The Colorado Sickle Cell Treatment and Research Center, established over 40 years ago, and its patient care clinics at the Children's Hospital Colorado and the University of Colorado Hospital on the CU Anschutz Medical Campus is the region's primary source of specialty expertise and facilitation of comprehensive specialty care for both children and adults living with hemoglobinopathies. Basic, clinical and health services research conducted by the Center and its collaborators serves to elucidate the pathophysiology of sickle cell disease, develop and implement treatments and systems of care that prevent or minimize complications and that prolong and improve the quality of life, are supported by funding from the NIH and other Federal agencies, industry, and foundations. Direct patient care is also provided by our Director Kathryn Hassell, MD for adults at University of Colorado Hospital and by Associate Director Rachelle Nuss, MD for pediatric patients at Children’s Hospital Colorado (CHCO). Our Transition Program targets 12 to 26-year-olds to facilitate self-advocacy and health system navigation skills as youth move from pediatric- to adult-oriented healthcare.

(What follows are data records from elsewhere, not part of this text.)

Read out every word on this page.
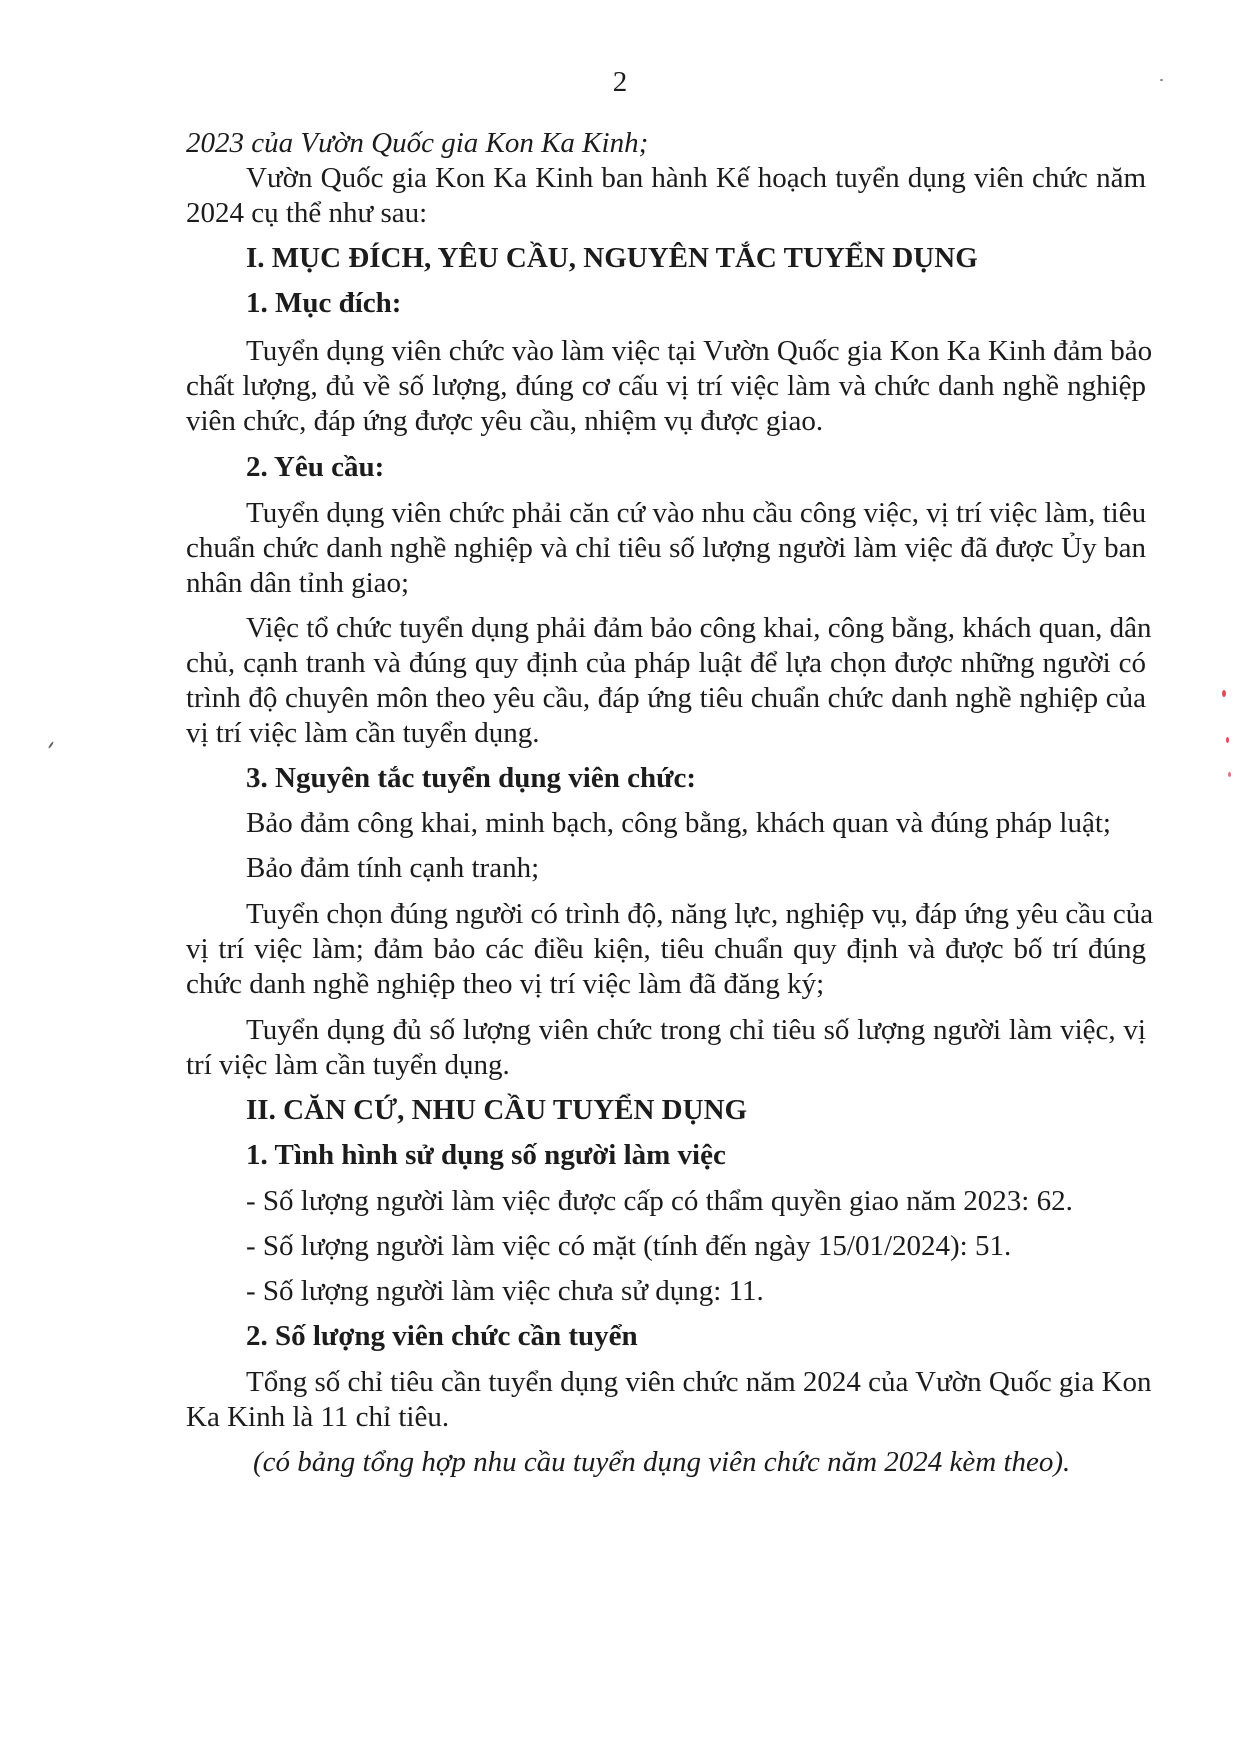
2
2023 của Vườn Quốc gia Kon Ka Kinh;
Vườn Quốc gia Kon Ka Kinh ban hành Kế hoạch tuyển dụng viên chức năm
2024 cụ thể như sau:
I. MỤC ĐÍCH, YÊU CẦU, NGUYÊN TẮC TUYỂN DỤNG
1. Mục đích:
Tuyển dụng viên chức vào làm việc tại Vườn Quốc gia Kon Ka Kinh đảm bảo
chất lượng, đủ về số lượng, đúng cơ cấu vị trí việc làm và chức danh nghề nghiệp
viên chức, đáp ứng được yêu cầu, nhiệm vụ được giao.
2. Yêu cầu:
Tuyển dụng viên chức phải căn cứ vào nhu cầu công việc, vị trí việc làm, tiêu
chuẩn chức danh nghề nghiệp và chỉ tiêu số lượng người làm việc đã được Ủy ban
nhân dân tỉnh giao;
Việc tổ chức tuyển dụng phải đảm bảo công khai, công bằng, khách quan, dân
chủ, cạnh tranh và đúng quy định của pháp luật để lựa chọn được những người có
trình độ chuyên môn theo yêu cầu, đáp ứng tiêu chuẩn chức danh nghề nghiệp của
vị trí việc làm cần tuyển dụng.
3. Nguyên tắc tuyển dụng viên chức:
Bảo đảm công khai, minh bạch, công bằng, khách quan và đúng pháp luật;
Bảo đảm tính cạnh tranh;
Tuyển chọn đúng người có trình độ, năng lực, nghiệp vụ, đáp ứng yêu cầu của
vị trí việc làm; đảm bảo các điều kiện, tiêu chuẩn quy định và được bố trí đúng
chức danh nghề nghiệp theo vị trí việc làm đã đăng ký;
Tuyển dụng đủ số lượng viên chức trong chỉ tiêu số lượng người làm việc, vị
trí việc làm cần tuyển dụng.
II. CĂN CỨ, NHU CẦU TUYỂN DỤNG
1. Tình hình sử dụng số người làm việc
- Số lượng người làm việc được cấp có thẩm quyền giao năm 2023: 62.
- Số lượng người làm việc có mặt (tính đến ngày 15/01/2024): 51.
- Số lượng người làm việc chưa sử dụng: 11.
2. Số lượng viên chức cần tuyển
Tổng số chỉ tiêu cần tuyển dụng viên chức năm 2024 của Vườn Quốc gia Kon
Ka Kinh là 11 chỉ tiêu.
(có bảng tổng hợp nhu cầu tuyển dụng viên chức năm 2024 kèm theo).
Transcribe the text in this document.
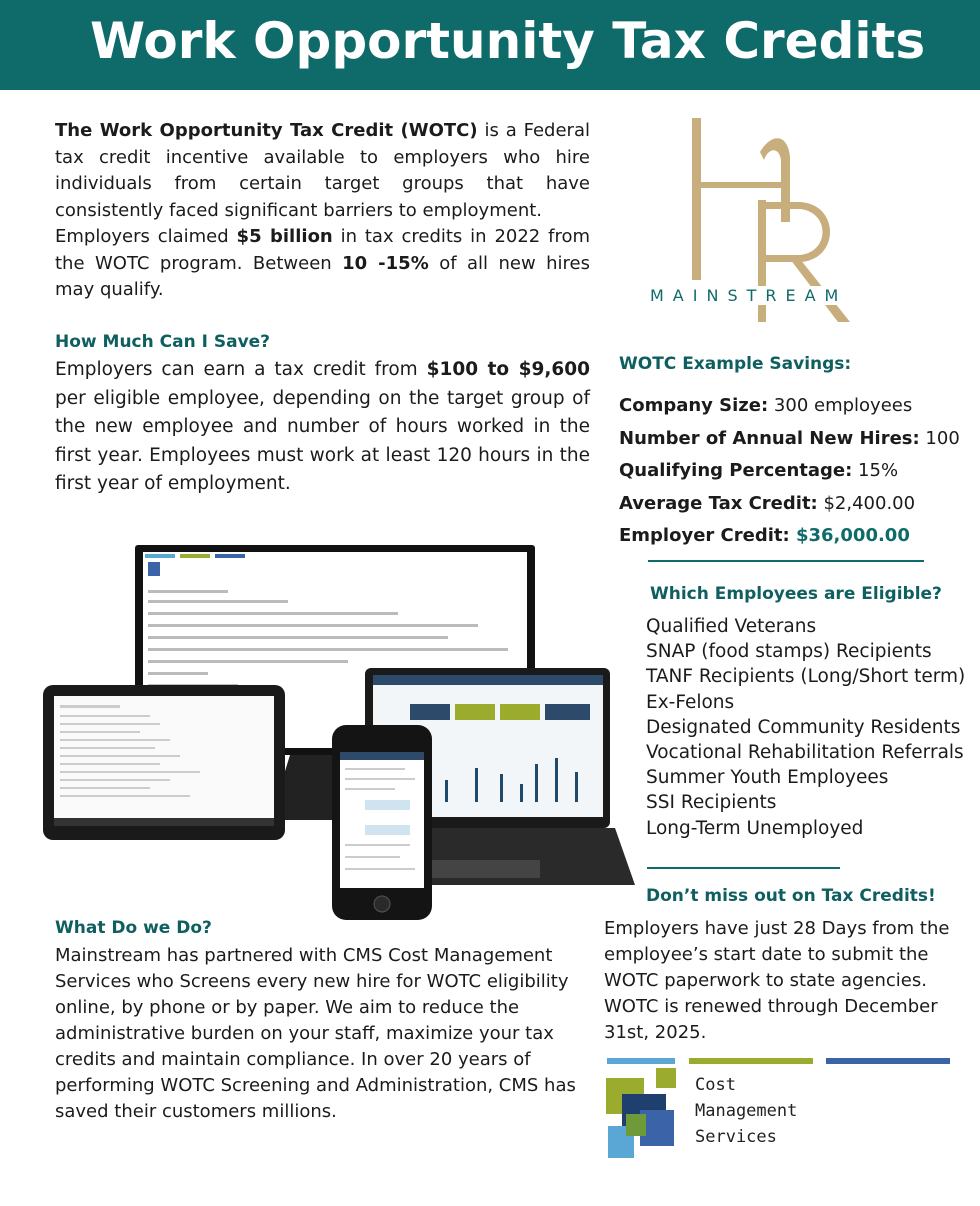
Work Opportunity Tax Credits

The Work Opportunity Tax Credit (WOTC) is a Federal tax credit incentive available to employers who hire individuals from certain target groups that have consistently faced significant barriers to employment.
Employers claimed $5 billion in tax credits in 2022 from the WOTC program. Between 10 -15% of all new hires may qualify.

How Much Can I Save?

Employers can earn a tax credit from $100 to $9,600 per eligible employee, depending on the target group of the new employee and number of hours worked in the first year. Employees must work at least 120 hours in the first year of employment.

What Do we Do?

Mainstream has partnered with CMS Cost Management Services who Screens every new hire for WOTC eligibility online, by phone or by paper. We aim to reduce the administrative burden on your staff, maximize your tax credits and maintain compliance. In over 20 years of performing WOTC Screening and Administration, CMS has saved their customers millions.

MAINSTREAM
WOTC Example Savings:
Company Size: 300 employees
Number of Annual New Hires: 100
Qualifying Percentage: 15%
Average Tax Credit: $2,400.00
Employer Credit: $36,000.00
Which Employees are Eligible?
Qualified Veterans
SNAP (food stamps) Recipients
TANF Recipients (Long/Short term)
Ex-Felons
Designated Community Residents
Vocational Rehabilitation Referrals
Summer Youth Employees
SSI Recipients
Long-Term Unemployed
Don’t miss out on Tax Credits!

Employers have just 28 Days from the employee’s start date to submit the WOTC paperwork to state agencies. WOTC is renewed through December 31st, 2025.

Cost
Management
Services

The Center is also committed to providing education about sickle cell disease and other hemoglobin disorders to physicians, nurses, other healthcare providers and trainees, and the community at large.
In addition, patients are periodically evaluated for specific therapies such as chronic transfusions, Hydroxyurea, or bone marrow transplantation.
The Governor's Sickle Cell Advisory Board was created to oversee the operations of the Colorado Sickle Cell Treatment and Research Center which was mandated by legislative action in 1974.